= Sheba Tavarwisa =

Zimbabwe African National Liberation Army war veteran

Sheba Tavarwisa (born 1 August 1946) was a war veteran from Zimbabwe. She was one of the first female commanders of the military wing of Zimbabwe African National Union (ZANLA), which spearheaded the country's revolution against colonial rule.

==Revolution==
Tavarwisa worked as a primary school teacher until she left to join the Zimbabwe African National Liberation Army (ZANLA) to fight for the country's liberation. She was one of the early cadres and first female commanders of the movement. Her initial responsibility was to carry and supply arms from Zambia to Mozambique to the frontlines in Zimbabwe (formerly Rhodesia). She was also responsible for disseminating the movement. She cooperated particularly among the peasants to gather their support. Tavarwisa also ensured that women in the camps were not being sexually harassed or exploited.
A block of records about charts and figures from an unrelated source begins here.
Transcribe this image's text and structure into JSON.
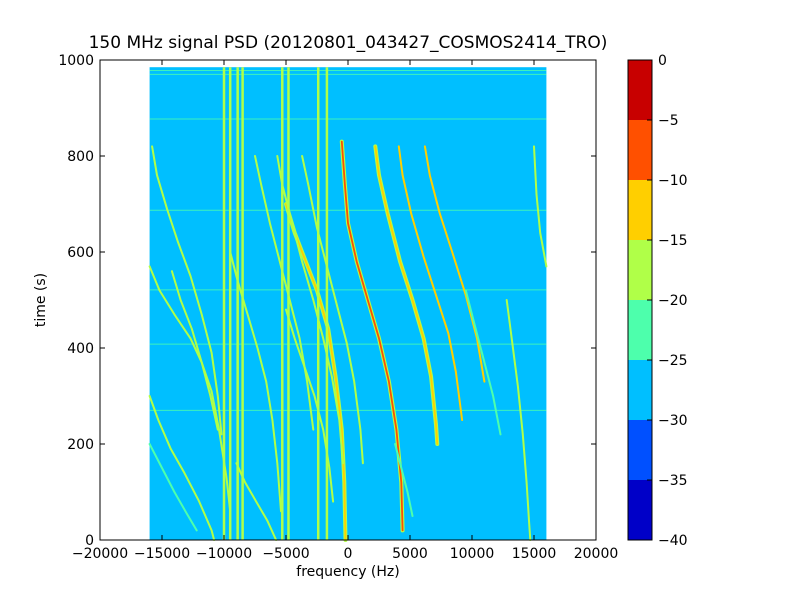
{
  "chart_data": {
    "type": "heatmap",
    "title": "150 MHz signal PSD (20120801_043427_COSMOS2414_TRO)",
    "xlabel": "frequency (Hz)",
    "ylabel": "time (s)",
    "xlim": [
      -20000,
      20000
    ],
    "ylim": [
      0,
      1000
    ],
    "data_extent": {
      "x": [
        -16000,
        16000
      ],
      "y": [
        0,
        985
      ]
    },
    "xticks": [
      -20000,
      -15000,
      -10000,
      -5000,
      0,
      5000,
      10000,
      15000,
      20000
    ],
    "xtick_labels": [
      "−20000",
      "−15000",
      "−10000",
      "−5000",
      "0",
      "5000",
      "10000",
      "15000",
      "20000"
    ],
    "yticks": [
      0,
      200,
      400,
      600,
      800,
      1000
    ],
    "ytick_labels": [
      "0",
      "200",
      "400",
      "600",
      "800",
      "1000"
    ],
    "background_level": -27.5,
    "colorbar": {
      "range": [
        -40,
        0
      ],
      "ticks": [
        0,
        -5,
        -10,
        -15,
        -20,
        -25,
        -30,
        -35,
        -40
      ],
      "tick_labels": [
        "0",
        "−5",
        "−10",
        "−15",
        "−20",
        "−25",
        "−30",
        "−35",
        "−40"
      ],
      "bands": [
        {
          "from": -5,
          "to": 0,
          "color": "#c80000"
        },
        {
          "from": -10,
          "to": -5,
          "color": "#ff5000"
        },
        {
          "from": -15,
          "to": -10,
          "color": "#ffcf00"
        },
        {
          "from": -20,
          "to": -15,
          "color": "#b0ff48"
        },
        {
          "from": -25,
          "to": -20,
          "color": "#4dffac"
        },
        {
          "from": -30,
          "to": -25,
          "color": "#00bfff"
        },
        {
          "from": -35,
          "to": -30,
          "color": "#0050ff"
        },
        {
          "from": -40,
          "to": -35,
          "color": "#0000c8"
        }
      ]
    },
    "vertical_lines": [
      {
        "freq": -10000,
        "level": -17
      },
      {
        "freq": -9500,
        "level": -17
      },
      {
        "freq": -8900,
        "level": -17
      },
      {
        "freq": -8500,
        "level": -17
      },
      {
        "freq": -5300,
        "level": -17
      },
      {
        "freq": -4800,
        "level": -17
      },
      {
        "freq": -2400,
        "level": -17
      },
      {
        "freq": -1700,
        "level": -17
      }
    ],
    "horizontal_lines": [
      {
        "time": 978,
        "level": -22
      },
      {
        "time": 970,
        "level": -22
      },
      {
        "time": 877,
        "level": -22
      },
      {
        "time": 687,
        "level": -22
      },
      {
        "time": 521,
        "level": -22
      },
      {
        "time": 408,
        "level": -22
      },
      {
        "time": 270,
        "level": -22
      }
    ],
    "tracks": [
      {
        "level": -8,
        "points": [
          [
            -500,
            830
          ],
          [
            -250,
            740
          ],
          [
            0,
            660
          ],
          [
            700,
            580
          ],
          [
            1600,
            500
          ],
          [
            2500,
            420
          ],
          [
            3300,
            330
          ],
          [
            3900,
            230
          ],
          [
            4300,
            120
          ],
          [
            4400,
            20
          ]
        ]
      },
      {
        "level": -12,
        "points": [
          [
            -5000,
            700
          ],
          [
            -4300,
            640
          ],
          [
            -3400,
            580
          ],
          [
            -2500,
            520
          ],
          [
            -1600,
            440
          ],
          [
            -1000,
            340
          ],
          [
            -500,
            230
          ],
          [
            -300,
            120
          ],
          [
            -200,
            0
          ]
        ]
      },
      {
        "level": -12,
        "points": [
          [
            2200,
            820
          ],
          [
            2500,
            760
          ],
          [
            3200,
            680
          ],
          [
            4200,
            580
          ],
          [
            5200,
            500
          ],
          [
            6100,
            420
          ],
          [
            6700,
            340
          ],
          [
            7100,
            240
          ],
          [
            7200,
            200
          ]
        ]
      },
      {
        "level": -15,
        "points": [
          [
            4100,
            820
          ],
          [
            4400,
            760
          ],
          [
            5100,
            680
          ],
          [
            6100,
            590
          ],
          [
            7100,
            510
          ],
          [
            8100,
            430
          ],
          [
            8700,
            350
          ],
          [
            9200,
            250
          ]
        ]
      },
      {
        "level": -15,
        "points": [
          [
            6200,
            820
          ],
          [
            6600,
            760
          ],
          [
            7400,
            680
          ],
          [
            8400,
            600
          ],
          [
            9500,
            510
          ],
          [
            10400,
            420
          ],
          [
            11000,
            330
          ]
        ]
      },
      {
        "level": -20,
        "points": [
          [
            -5700,
            800
          ],
          [
            -5300,
            740
          ],
          [
            -4500,
            660
          ],
          [
            -3700,
            580
          ],
          [
            -2800,
            500
          ],
          [
            -2000,
            420
          ],
          [
            -1300,
            340
          ],
          [
            -700,
            250
          ],
          [
            -400,
            160
          ]
        ]
      },
      {
        "level": -20,
        "points": [
          [
            -3700,
            800
          ],
          [
            -3200,
            740
          ],
          [
            -2500,
            650
          ],
          [
            -1700,
            570
          ],
          [
            -900,
            490
          ],
          [
            -100,
            410
          ],
          [
            500,
            330
          ],
          [
            1000,
            230
          ],
          [
            1200,
            160
          ]
        ]
      },
      {
        "level": -20,
        "points": [
          [
            -7500,
            800
          ],
          [
            -7000,
            740
          ],
          [
            -6300,
            660
          ],
          [
            -5500,
            580
          ],
          [
            -4700,
            500
          ],
          [
            -3900,
            420
          ],
          [
            -3300,
            330
          ],
          [
            -2800,
            230
          ]
        ]
      },
      {
        "level": -20,
        "points": [
          [
            -15800,
            820
          ],
          [
            -15400,
            760
          ],
          [
            -14600,
            690
          ],
          [
            -13700,
            620
          ],
          [
            -12700,
            550
          ],
          [
            -11800,
            470
          ],
          [
            -11000,
            390
          ],
          [
            -10500,
            300
          ],
          [
            -10200,
            220
          ]
        ]
      },
      {
        "level": -20,
        "points": [
          [
            -16000,
            570
          ],
          [
            -15200,
            520
          ],
          [
            -14000,
            470
          ],
          [
            -12700,
            420
          ],
          [
            -11800,
            370
          ],
          [
            -11000,
            310
          ],
          [
            -10400,
            230
          ],
          [
            -9800,
            130
          ],
          [
            -9500,
            60
          ]
        ]
      },
      {
        "level": -20,
        "points": [
          [
            -14200,
            560
          ],
          [
            -13500,
            500
          ],
          [
            -12600,
            440
          ],
          [
            -11800,
            370
          ],
          [
            -11100,
            300
          ],
          [
            -10500,
            230
          ]
        ]
      },
      {
        "level": -20,
        "points": [
          [
            -9500,
            600
          ],
          [
            -8900,
            540
          ],
          [
            -8100,
            470
          ],
          [
            -7300,
            400
          ],
          [
            -6600,
            330
          ],
          [
            -6100,
            250
          ],
          [
            -5700,
            160
          ],
          [
            -5400,
            60
          ]
        ]
      },
      {
        "level": -20,
        "points": [
          [
            -16000,
            300
          ],
          [
            -15300,
            250
          ],
          [
            -14300,
            190
          ],
          [
            -13200,
            140
          ],
          [
            -12000,
            80
          ],
          [
            -11000,
            20
          ],
          [
            -10800,
            0
          ]
        ]
      },
      {
        "level": -20,
        "points": [
          [
            -5000,
            480
          ],
          [
            -4300,
            420
          ],
          [
            -3500,
            360
          ],
          [
            -2700,
            300
          ],
          [
            -2000,
            230
          ],
          [
            -1500,
            150
          ],
          [
            -1200,
            80
          ]
        ]
      },
      {
        "level": -20,
        "points": [
          [
            -9000,
            160
          ],
          [
            -8300,
            120
          ],
          [
            -7400,
            80
          ],
          [
            -6500,
            40
          ],
          [
            -5800,
            0
          ]
        ]
      },
      {
        "level": -20,
        "points": [
          [
            12800,
            500
          ],
          [
            13200,
            420
          ],
          [
            13700,
            320
          ],
          [
            14100,
            220
          ],
          [
            14400,
            120
          ],
          [
            14600,
            40
          ],
          [
            14700,
            0
          ]
        ]
      },
      {
        "level": -20,
        "points": [
          [
            15000,
            820
          ],
          [
            15200,
            720
          ],
          [
            15500,
            640
          ],
          [
            16000,
            570
          ]
        ]
      },
      {
        "level": -22,
        "points": [
          [
            -16000,
            200
          ],
          [
            -15000,
            150
          ],
          [
            -14000,
            100
          ],
          [
            -13000,
            55
          ],
          [
            -12200,
            20
          ]
        ]
      },
      {
        "level": -22,
        "points": [
          [
            3800,
            200
          ],
          [
            4300,
            150
          ],
          [
            4800,
            100
          ],
          [
            5200,
            50
          ]
        ]
      },
      {
        "level": -22,
        "points": [
          [
            9500,
            520
          ],
          [
            10100,
            460
          ],
          [
            10900,
            380
          ],
          [
            11700,
            300
          ],
          [
            12300,
            220
          ]
        ]
      }
    ]
  }
}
Tavarwisa trained members, undertook missions and led revolts as a commander while managing to tend to her children.

In 1978, Tavarwisa became ZANU's Deputy Secretary for Education. She rose through the ranks and became a member of ZANU's supreme decision making body, the high command. She took part in planning strategies and was the only woman among 27 others. Apart from being a member of ZANU's women's department, she was elected to sit at the organization's central committee.

Educator and politician Fay Chung, who was also a member of ZANU, commented on Tavarwasa that:

The only camp commander who to my knowledge refused to comply with this systematic abuse of some of the young women who had joined the struggle, many of them for the most idealistic of reasons, was Sheba Tavarwisa, a top woman commander and one of the first and most respected of women guerrillas. She was a skilled and wise leader, who managed to maintain her integrity while enjoying the absolute trust of Tongogara, despite the fact that she always refused to comply with his demands for women. Josiah Tongogara respected her combination of independence and loyalty.
— Dr. Fay Chung

==Death==
Tavarwisa died on 3 June 1994.

She was buried in her village homestead in Gutu. She was not acknowledged as a hero, prompting ZANU-PF provincial official Mapiye Wekwete to question the late vice president Simon Muzenda about the criteria for recognizing pioneer war veterans.

Many male colleagues who later joined the struggle and even those who were trained by early female combatants such as Tavarwisa were granted hero status and buried at the National Heroes' Acre.